When Rory receives one negative review of her internship performance, she throws her career aspirations to the wind and dramatically rushes off to steal a boat with Logan. On top of that, she drops out of college, since apparently, her confidence is too weak to withstand one man’s criticism.
Lorelai, who has spent the past 20 years slaving away so that Rory would have a future, is devastated to see Rory’s life coming full circle with her own. Putting on the parent hat, she attempts to force Rory to go back to college. Unfortunately, years of teaching your daughter that you’re her friend, not her parent, doesn’t work. Rory moves out and moves in with her grandparents, despite the pain she knows this will inflict on Lorelai.

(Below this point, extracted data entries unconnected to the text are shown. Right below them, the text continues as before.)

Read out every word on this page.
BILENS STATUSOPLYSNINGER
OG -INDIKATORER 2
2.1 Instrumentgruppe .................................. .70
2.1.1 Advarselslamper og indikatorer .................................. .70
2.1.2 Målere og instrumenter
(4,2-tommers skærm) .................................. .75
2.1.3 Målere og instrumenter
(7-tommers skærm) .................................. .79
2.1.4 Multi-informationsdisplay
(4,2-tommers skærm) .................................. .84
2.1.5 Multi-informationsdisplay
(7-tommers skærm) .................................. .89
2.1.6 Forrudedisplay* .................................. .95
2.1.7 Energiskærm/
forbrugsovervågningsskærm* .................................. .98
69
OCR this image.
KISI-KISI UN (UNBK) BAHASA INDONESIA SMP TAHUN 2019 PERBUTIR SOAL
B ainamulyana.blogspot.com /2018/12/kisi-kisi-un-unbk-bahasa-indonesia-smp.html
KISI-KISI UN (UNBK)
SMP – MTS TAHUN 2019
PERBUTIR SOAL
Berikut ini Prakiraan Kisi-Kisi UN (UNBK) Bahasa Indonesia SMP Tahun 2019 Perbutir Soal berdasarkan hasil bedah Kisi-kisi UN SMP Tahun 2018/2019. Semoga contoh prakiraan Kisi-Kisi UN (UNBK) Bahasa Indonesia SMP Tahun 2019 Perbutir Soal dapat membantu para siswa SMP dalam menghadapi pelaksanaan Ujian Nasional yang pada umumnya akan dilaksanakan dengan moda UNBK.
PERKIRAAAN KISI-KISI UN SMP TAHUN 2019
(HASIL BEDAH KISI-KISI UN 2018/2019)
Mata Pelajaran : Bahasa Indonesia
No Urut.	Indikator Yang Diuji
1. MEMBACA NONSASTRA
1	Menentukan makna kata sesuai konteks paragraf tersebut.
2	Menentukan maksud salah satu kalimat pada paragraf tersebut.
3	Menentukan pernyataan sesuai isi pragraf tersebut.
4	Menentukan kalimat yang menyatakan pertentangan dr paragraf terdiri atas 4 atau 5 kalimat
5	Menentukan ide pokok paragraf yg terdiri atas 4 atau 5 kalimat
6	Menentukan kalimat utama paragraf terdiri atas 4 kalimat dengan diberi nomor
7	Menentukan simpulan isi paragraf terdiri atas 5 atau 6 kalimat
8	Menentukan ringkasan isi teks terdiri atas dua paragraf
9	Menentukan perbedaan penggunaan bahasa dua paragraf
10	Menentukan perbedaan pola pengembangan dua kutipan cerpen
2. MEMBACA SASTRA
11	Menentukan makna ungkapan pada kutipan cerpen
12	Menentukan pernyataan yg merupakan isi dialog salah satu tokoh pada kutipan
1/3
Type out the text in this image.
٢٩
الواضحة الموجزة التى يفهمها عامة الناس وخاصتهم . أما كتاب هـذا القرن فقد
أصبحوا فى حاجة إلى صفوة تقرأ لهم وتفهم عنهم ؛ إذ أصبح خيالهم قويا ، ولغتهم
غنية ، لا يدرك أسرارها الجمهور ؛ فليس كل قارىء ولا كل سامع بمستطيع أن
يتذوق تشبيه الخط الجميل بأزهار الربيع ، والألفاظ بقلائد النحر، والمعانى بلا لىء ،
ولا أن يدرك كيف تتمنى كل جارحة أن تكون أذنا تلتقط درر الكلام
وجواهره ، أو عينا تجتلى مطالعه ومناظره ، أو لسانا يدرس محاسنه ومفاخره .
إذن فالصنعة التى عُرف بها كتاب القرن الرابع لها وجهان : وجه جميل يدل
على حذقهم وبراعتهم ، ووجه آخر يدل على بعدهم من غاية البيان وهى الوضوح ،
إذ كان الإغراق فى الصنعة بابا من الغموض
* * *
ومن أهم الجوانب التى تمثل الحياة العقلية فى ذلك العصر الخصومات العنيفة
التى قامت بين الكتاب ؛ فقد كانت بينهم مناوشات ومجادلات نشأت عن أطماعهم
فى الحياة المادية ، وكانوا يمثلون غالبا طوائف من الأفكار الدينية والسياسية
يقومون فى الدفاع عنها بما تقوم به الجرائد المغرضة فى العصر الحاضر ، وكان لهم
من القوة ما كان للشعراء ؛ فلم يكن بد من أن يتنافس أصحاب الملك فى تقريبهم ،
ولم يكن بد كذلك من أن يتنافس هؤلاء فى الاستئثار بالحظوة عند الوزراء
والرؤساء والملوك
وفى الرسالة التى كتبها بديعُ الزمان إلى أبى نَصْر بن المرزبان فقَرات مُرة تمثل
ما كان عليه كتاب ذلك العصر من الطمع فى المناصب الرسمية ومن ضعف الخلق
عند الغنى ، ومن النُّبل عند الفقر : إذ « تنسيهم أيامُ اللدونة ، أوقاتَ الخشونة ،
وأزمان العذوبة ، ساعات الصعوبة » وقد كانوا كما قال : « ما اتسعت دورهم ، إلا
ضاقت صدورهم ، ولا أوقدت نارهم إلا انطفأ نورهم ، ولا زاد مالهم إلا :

Lorelai is thus forced to watch her pride and joy become a college drop-out living off her wealthy grandparents, spending her time hosting stuffy tea parties, completing community service hours for stealing the boat, and drinking with her friends in her spare time. Did someone say fulfilling?
Closing Thoughts
Most mothers want a healthy, loving relationship with their daughters – and they should have that! Lorelai’s cold upbringing understandably drove her to seek a radically different approach to raising Rory, and as viewers, we might envy the Gilmore girls’ abnormal relationship.
Yet as their case demonstrates, young women mimic the role models in their life, for better or worse. As the primary role models for their daughters, mothers have an obligation to lead by example. By trying to make themselves their daughter’s “equal” or simply their “friend,” they risk repeating Lorelai’s mistakes. Little girls might enjoy their friends, but they need their mothers.